Hari minggu dari aku bangun tidur tadi kubuka gorden kamar yang putaran bulat itu. Kuputar kiri kanan. Aku bisa lihat di luar sedang hujan. Di kotaku, Bengkulu, hujan selalu datang seperti ini. Serupa rintikan-rintikan kecil yang turun pelan. Ini tidak sungguh-sungguh hujan, batinku. Ini adalah gerimis yang datang tiba-tiba, seperti dulu ia biasa datang padaku.
Hujan gerimis semakin lama semakin deras. Ia menuntunku seperti aku menuntun bapak tua di persimpangan jalan rumah Bung Karno, dan berbisik: "Terima kasih, nak."
Hari akan jadi panjang, pikirku. Hari ini praktis tidak kulakukan apapun yang berarti selain bermain game. Oh iya lupa, aku punya janji sama dirimu yang tak mungkin kutinggal jam sepuluh pagi ini. Kutolak tidur lagi.

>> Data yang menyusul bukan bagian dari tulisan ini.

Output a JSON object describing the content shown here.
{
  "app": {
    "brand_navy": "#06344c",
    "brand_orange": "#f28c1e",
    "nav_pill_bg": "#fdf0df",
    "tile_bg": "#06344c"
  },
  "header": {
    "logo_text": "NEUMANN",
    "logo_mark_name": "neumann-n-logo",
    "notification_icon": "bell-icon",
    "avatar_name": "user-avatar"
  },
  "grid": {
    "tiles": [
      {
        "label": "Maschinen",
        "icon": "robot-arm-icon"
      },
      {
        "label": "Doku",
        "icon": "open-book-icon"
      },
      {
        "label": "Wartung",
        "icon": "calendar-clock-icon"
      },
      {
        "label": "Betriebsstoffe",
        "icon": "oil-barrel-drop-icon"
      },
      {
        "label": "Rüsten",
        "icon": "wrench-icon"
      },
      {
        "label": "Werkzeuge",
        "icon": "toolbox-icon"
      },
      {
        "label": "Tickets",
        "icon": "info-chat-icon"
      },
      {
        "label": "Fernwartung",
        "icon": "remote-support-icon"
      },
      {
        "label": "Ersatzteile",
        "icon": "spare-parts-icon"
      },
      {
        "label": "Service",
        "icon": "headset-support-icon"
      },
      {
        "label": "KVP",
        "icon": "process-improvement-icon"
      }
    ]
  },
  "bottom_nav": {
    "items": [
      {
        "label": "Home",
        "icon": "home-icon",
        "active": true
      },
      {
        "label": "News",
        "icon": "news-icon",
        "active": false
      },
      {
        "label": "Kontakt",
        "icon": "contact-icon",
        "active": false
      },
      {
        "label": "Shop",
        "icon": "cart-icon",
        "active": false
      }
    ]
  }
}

Langit gelap dan suara gerimis yang tak kunjung henti itu persis sama dengan wajahmu yang sedang murung, wajahmu yang menahan air mata entah karna apa.
Hoaaahm kamu lagi, kamu lagi. Tak terasa sudah lebih dari satu jam dari aku bangun, aku meracau di dalam tulisan-tulisan yang sedang kuceritakan ini. Ya, ini.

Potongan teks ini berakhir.